Billboard described the single as being "in the good-time rhythm music bag" as "the trio changes pace with this
classy performance of the new film theme." Cash Box called the single a "light, bouncy, up-tempo, romp" that is a "sure fire chart topper." Record World described it as "a bright, bouncy, lively number about the fickle finger of fate and love."

==Personnel==
- Lead vocals by Diana Ross
- Background vocals by Florence Ballard and Mary Wilson
- Instrumentation by the Funk Brothers and/or the Wrecking Crew (see above)
  - James Jamerson – bass

==Charts==

===Weekly charts===

| Chart (1967) | Peak position |
|---|---|
| Australia (Billboard) | 3 |
| Australia (Go-Set) | 7 |
| Australia (Kent Music Report) | 5 |
| Belgium (Ultratop 50 Wallonia) | 46 |
| Canada Top Singles (RPM) | 2 |
| Holland (Billboard) | 6 |
| Holland (Cash Box) | 4 |
| Ireland (IRMA) | 10 |
| Malaysia (Billboard) | 7 |
| Netherlands (Dutch Top 40) | 5 |
| Netherlands (Single Top 100) | 5 |
| New Zealand (Listener) | 14 |
| Sweden (Kvällstoppen) | 12 |
| Switzerland (Billboard) | 9 |
| UK Singles (Official Charts) | 6 |
| UK R&B (Record Mirror) | 2 |
| US Billboard Hot 100 | 1 |
| US Hot R&B/Hip-Hop Songs (Billboard) | 12 |
| US Cashbox Top 100 | 1 |
| US Record World 100 Top Pops | 1 |
| US Record World Top 50 R&B | 15 |

===Year-end charts===

| Chart (1967) | Rank |
|---|---|
| Australia (Kent Music Report) | 47 |
| Canada Top Singles (RPM) | 44 |
| Japan Foreign Hits (Billboard) | 5 |
| Netherlands (Dutch Top 40) | 61 |
| UK Singles (OCC) | 51 |
| US Billboard Hot 100 | 29 |
| US Cashbox Top 100 | 23 |

==Certifications==

| Region | Certification | Certified units/sales |
|---|---|---|
| United States | — | 1,000,000 |

==Other versions==
"The Happening" was an instrumental hit for Herb Alpert & the Tijuana Brass in 1967 making number 32 on the Billboard chart.
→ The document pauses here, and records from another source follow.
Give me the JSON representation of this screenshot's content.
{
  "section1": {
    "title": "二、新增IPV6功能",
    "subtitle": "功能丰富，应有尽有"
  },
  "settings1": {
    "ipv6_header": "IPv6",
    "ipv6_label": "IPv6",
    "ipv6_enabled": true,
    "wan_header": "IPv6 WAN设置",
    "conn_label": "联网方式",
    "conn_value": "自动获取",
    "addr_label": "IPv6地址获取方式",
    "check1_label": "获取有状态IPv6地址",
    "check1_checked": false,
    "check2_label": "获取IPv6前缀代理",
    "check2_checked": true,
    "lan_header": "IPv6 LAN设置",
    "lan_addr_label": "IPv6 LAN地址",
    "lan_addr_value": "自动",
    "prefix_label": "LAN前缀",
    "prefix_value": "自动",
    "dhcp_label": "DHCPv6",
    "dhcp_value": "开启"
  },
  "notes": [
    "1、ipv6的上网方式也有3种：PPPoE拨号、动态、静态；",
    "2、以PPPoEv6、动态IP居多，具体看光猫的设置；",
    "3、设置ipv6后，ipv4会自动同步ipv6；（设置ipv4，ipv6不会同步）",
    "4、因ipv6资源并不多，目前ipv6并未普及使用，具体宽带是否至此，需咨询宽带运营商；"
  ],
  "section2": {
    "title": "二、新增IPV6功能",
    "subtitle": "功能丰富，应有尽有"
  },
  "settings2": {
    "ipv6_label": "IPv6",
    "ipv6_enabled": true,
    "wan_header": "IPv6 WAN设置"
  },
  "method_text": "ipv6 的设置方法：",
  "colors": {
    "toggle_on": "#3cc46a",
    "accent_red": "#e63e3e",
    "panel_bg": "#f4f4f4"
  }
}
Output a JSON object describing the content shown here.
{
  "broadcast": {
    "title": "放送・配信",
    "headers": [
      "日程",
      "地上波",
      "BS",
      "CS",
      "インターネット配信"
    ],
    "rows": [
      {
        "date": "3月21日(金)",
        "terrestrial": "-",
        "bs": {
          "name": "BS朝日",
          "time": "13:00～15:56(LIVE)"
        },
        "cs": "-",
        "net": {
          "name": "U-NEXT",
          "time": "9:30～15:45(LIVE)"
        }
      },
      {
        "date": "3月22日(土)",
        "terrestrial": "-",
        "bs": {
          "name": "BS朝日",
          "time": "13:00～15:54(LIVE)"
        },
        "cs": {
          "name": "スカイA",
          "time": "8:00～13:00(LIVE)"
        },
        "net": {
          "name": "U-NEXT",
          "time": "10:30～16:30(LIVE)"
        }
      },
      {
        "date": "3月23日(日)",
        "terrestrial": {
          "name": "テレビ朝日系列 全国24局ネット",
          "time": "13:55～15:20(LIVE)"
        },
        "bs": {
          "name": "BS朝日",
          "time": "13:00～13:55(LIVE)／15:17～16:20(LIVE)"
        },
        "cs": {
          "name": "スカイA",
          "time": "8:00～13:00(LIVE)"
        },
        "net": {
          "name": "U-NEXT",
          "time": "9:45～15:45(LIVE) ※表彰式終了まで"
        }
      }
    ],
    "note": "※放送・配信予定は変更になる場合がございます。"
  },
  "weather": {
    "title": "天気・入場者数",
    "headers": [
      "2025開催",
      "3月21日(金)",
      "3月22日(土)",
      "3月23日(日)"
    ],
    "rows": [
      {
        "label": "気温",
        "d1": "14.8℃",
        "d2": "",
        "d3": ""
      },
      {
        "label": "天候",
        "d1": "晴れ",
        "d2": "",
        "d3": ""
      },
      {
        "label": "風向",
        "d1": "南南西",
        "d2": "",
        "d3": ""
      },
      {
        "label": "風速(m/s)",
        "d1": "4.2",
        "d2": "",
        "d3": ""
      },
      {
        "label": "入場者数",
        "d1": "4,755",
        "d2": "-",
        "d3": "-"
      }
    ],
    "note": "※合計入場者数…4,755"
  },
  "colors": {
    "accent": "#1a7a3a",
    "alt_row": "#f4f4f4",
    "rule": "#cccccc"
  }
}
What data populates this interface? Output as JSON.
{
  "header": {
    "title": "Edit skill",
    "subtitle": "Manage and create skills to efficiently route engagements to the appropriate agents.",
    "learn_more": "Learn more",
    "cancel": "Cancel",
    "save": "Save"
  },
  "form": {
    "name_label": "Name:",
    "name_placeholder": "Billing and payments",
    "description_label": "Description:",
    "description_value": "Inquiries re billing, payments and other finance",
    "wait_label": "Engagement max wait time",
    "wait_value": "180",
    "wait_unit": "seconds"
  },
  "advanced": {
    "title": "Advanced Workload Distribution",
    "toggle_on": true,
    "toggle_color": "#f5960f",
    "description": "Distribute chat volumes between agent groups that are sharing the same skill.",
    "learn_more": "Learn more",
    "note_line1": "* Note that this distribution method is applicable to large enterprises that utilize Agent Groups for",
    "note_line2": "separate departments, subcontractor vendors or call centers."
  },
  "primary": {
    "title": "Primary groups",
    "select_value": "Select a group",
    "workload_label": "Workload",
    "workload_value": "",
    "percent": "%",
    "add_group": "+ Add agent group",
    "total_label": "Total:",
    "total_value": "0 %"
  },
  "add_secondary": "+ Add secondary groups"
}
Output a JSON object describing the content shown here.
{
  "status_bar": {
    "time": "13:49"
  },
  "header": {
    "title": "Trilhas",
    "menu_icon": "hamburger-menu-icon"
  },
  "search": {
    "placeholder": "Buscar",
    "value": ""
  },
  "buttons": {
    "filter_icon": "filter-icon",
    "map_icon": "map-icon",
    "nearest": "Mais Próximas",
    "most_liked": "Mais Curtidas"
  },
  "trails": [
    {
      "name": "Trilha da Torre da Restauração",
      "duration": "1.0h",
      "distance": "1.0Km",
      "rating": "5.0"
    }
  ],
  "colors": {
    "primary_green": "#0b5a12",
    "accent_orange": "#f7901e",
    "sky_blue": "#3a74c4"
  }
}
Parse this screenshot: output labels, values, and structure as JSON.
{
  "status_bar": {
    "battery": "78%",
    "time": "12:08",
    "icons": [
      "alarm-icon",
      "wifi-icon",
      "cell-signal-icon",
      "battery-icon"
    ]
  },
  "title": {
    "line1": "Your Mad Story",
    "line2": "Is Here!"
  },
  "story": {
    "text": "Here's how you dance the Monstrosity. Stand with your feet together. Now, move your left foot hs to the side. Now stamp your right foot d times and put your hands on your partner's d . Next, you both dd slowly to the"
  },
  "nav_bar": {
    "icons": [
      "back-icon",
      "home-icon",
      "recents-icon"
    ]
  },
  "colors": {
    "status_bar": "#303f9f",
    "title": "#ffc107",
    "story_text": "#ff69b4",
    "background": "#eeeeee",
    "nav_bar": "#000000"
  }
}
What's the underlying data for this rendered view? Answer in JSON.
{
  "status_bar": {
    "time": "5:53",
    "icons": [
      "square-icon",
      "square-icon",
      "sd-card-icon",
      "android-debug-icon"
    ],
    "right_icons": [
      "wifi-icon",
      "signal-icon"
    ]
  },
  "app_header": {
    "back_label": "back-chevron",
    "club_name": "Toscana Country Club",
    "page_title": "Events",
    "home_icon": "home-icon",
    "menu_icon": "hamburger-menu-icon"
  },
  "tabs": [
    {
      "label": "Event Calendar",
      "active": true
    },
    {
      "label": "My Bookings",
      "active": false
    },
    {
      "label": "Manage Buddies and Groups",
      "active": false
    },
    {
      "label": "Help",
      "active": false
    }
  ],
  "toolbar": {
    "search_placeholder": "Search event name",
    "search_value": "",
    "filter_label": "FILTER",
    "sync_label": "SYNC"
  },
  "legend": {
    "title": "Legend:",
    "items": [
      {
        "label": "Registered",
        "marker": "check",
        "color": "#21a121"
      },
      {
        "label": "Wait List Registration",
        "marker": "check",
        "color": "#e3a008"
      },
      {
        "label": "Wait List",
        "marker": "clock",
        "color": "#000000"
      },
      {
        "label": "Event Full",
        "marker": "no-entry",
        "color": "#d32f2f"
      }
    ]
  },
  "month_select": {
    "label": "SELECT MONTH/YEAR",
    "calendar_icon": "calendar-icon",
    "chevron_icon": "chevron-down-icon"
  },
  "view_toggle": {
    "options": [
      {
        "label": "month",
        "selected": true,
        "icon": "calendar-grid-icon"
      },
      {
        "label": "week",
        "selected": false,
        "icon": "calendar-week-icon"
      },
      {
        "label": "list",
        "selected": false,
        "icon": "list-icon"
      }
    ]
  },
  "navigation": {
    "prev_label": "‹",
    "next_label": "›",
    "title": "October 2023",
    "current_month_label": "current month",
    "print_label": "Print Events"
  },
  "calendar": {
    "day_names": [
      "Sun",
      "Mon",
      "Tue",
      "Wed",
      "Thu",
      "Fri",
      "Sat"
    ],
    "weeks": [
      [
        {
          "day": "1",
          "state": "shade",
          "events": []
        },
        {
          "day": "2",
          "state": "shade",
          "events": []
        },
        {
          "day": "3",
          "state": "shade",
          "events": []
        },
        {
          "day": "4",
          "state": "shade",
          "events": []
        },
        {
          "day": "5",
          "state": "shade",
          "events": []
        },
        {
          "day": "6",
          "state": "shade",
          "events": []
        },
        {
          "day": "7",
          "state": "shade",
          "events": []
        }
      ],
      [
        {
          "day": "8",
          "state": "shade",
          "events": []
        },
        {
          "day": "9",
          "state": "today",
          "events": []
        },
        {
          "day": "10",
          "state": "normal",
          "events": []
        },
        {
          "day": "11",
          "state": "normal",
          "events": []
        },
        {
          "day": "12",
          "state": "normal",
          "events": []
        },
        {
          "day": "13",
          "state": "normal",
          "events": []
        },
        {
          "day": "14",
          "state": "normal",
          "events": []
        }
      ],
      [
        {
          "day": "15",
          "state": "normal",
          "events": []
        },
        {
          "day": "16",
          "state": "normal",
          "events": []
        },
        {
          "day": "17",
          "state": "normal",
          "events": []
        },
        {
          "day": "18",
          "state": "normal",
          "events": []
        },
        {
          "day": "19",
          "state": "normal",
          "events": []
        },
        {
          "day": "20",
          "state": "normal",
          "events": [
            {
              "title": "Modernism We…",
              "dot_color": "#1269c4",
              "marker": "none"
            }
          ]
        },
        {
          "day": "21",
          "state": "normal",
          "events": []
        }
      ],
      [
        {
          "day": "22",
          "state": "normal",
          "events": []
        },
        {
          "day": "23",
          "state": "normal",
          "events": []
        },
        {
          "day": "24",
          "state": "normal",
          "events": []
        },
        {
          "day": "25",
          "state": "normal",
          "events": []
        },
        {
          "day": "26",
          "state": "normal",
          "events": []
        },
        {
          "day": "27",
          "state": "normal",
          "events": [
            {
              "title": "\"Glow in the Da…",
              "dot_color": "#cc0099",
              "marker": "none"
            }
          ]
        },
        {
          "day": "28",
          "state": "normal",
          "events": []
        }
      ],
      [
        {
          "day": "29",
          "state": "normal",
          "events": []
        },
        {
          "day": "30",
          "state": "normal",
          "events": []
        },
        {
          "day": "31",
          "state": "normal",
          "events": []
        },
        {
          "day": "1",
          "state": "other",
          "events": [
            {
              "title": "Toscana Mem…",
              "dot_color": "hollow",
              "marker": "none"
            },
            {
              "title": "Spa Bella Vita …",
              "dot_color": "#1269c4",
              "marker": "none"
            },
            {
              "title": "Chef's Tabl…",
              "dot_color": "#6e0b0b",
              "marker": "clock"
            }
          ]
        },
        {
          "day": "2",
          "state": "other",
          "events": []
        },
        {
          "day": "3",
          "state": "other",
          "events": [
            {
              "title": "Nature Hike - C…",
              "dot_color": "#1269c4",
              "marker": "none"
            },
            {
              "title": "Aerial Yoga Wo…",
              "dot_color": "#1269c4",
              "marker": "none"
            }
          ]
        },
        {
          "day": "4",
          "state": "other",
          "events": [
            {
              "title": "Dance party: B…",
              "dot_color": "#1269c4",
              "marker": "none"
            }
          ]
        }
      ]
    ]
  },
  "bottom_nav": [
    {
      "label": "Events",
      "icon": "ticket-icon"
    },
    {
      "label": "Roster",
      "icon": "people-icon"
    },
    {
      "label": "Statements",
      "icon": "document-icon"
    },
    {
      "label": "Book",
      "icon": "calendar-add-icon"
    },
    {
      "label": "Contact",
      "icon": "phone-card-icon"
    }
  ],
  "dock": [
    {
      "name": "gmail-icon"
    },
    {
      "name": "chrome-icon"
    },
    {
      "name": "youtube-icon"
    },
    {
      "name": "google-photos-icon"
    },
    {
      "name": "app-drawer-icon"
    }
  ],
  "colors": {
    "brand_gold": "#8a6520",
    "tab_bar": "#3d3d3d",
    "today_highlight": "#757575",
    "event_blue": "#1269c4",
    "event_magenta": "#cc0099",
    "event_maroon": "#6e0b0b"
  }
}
There is a Spanish version of the song recorded by the Spanish group Greta y los Garbo in 1990 entitled ¡Menuda fiesta! The song is included in an album of the same name and It was a huge commercial success in Spain.

The Swedish singer Siw Malmkvist recorded a Swedish cover named "En Hipp Häpp Happening" September 1967

==See also==
- List of Hot 100 number-one singles of 1967 (U.S.)